Blasts from the Pasts.

If you are just joining us, the recent deal is that I have to go to school on Tuesday and Thursday mornings, and the sun doesn’t come up early enough yet for me to visit the park before school. Two days ago, I tried to get by with a late afternoon visit, but the results were meager. I will try again this afternoon, just for the practice, but in the meantime, here are some pictures from the not-too-distant past that I haven’t shown you yet.

Back on December 22 “the sun rose on crystal-clear skies, bracingly-cold air, and a stiff breeze out of the west-northwest,” but it turned out to be a good morning for little birds, and here’s another look at a black-capped chickadee that was sticking close to the ground.

Later that morning, when the sun was high enough to light everything up, this white-breasted nuthatch gave us a look.

The next day, December 23, wasn’t quite so sunny, and here’s another look at one of the house finches foraging just above the riverbank at the far north end.

Fast forward nearly a month to January 18 when “the temperature was pretty mild for the season, and the winds were nice and light”, and several of the megafauna made surprise appearances. First there was the trio of deer crossing the river on the ice by the abandoned bridge abutment. The far shore is clear enough there that I was able to capture this image of one of the deer strolling up the so-called “Westabrook Trail“.
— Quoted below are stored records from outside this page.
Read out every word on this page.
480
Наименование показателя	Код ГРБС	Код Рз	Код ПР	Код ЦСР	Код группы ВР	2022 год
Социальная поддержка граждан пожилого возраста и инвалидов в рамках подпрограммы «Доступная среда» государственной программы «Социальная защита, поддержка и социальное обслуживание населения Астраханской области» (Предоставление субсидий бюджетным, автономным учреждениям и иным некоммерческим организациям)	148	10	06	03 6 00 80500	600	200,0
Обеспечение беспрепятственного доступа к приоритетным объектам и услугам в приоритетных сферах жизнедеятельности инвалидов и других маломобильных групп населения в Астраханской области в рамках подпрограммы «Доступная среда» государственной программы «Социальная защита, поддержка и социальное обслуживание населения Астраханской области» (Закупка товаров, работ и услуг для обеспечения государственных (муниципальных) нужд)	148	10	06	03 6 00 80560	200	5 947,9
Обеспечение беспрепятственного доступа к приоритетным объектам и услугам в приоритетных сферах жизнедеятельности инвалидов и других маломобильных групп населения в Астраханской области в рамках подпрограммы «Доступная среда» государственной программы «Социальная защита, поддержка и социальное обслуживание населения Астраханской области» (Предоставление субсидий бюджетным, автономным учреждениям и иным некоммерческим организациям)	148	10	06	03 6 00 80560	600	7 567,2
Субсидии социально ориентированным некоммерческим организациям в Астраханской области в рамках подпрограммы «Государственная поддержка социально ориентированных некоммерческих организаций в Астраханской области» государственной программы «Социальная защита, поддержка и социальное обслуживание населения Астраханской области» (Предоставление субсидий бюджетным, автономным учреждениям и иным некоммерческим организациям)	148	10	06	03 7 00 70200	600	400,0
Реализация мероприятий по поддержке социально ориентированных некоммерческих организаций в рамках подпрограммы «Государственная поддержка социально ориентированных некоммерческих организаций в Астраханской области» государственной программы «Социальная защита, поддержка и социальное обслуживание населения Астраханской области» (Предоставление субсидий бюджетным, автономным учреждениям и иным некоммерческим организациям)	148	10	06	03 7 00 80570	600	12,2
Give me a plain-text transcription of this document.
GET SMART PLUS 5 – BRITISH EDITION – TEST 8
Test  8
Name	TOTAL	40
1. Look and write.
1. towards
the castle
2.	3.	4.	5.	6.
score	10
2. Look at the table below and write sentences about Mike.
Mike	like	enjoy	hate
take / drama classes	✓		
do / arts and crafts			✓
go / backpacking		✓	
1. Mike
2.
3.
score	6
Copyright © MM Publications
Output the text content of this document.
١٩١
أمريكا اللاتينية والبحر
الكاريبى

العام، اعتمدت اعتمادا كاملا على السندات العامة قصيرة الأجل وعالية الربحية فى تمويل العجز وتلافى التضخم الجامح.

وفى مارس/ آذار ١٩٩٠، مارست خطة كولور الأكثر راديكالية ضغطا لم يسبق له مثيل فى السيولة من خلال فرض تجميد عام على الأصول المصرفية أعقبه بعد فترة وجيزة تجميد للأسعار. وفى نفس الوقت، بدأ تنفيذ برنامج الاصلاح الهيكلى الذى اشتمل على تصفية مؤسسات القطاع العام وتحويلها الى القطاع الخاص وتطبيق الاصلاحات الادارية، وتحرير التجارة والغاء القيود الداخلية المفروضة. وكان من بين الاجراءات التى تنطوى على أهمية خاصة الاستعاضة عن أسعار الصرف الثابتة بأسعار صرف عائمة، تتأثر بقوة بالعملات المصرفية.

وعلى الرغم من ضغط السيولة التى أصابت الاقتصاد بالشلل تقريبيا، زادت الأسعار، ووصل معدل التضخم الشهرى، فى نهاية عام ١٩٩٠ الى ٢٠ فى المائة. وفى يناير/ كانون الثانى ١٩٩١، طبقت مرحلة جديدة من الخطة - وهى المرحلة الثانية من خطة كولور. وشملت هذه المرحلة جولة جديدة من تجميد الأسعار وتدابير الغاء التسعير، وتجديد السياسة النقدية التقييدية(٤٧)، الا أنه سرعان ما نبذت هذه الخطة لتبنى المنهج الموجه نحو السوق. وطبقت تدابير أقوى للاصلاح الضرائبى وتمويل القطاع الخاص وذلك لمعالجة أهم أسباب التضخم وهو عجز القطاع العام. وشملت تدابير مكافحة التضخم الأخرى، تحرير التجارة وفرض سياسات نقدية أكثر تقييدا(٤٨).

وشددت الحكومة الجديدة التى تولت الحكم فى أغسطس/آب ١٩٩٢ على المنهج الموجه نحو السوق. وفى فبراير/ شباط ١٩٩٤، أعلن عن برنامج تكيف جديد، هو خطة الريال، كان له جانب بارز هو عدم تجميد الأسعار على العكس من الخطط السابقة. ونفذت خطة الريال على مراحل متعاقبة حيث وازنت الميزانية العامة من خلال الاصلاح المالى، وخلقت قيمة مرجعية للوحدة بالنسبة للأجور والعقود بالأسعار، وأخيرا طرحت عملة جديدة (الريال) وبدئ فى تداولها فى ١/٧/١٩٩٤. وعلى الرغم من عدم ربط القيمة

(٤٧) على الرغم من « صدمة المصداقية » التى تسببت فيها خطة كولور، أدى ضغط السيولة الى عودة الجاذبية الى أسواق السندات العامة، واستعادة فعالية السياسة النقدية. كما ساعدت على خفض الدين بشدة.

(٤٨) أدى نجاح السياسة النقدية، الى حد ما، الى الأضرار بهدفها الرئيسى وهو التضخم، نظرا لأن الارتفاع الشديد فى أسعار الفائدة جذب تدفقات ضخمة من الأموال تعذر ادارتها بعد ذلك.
On that same day, if you can believe it, a few crows and mallards alerted be to a rare appearance of the great horned owl above the southern island.

Finally, still on that same day and perhaps the most surprising of all, a great blue heron was back to fishing on the river at the top of the mild rapids where the open water resumes. In this image, you can see it taking a quick glance skyward. Yes, that’s ice in the background.

Well, that’s our “blast-from-the-past” for now, and if I see anything interesting or pretty this afternoon, I’ll be sure to show you the pictures tomorrow.

Published by Andrew Dressel

Theoretical and Applied Bicycle Mechanic, and now, apparently, Amateur Naturalist. In any case, my day job is teaching mechanics at UWM.

2 thoughts on “Blasts from the Pasts.

  1. I nominate that nuthatch for one of the Signs Of Life In Estabrook Park (SoLiEP) all time best photos.

    Andy, I’m thinking you might hold a recurring contest (annual or seasonal) for your readers to determine the best photos you’ve posted and have those all posted here on the blog.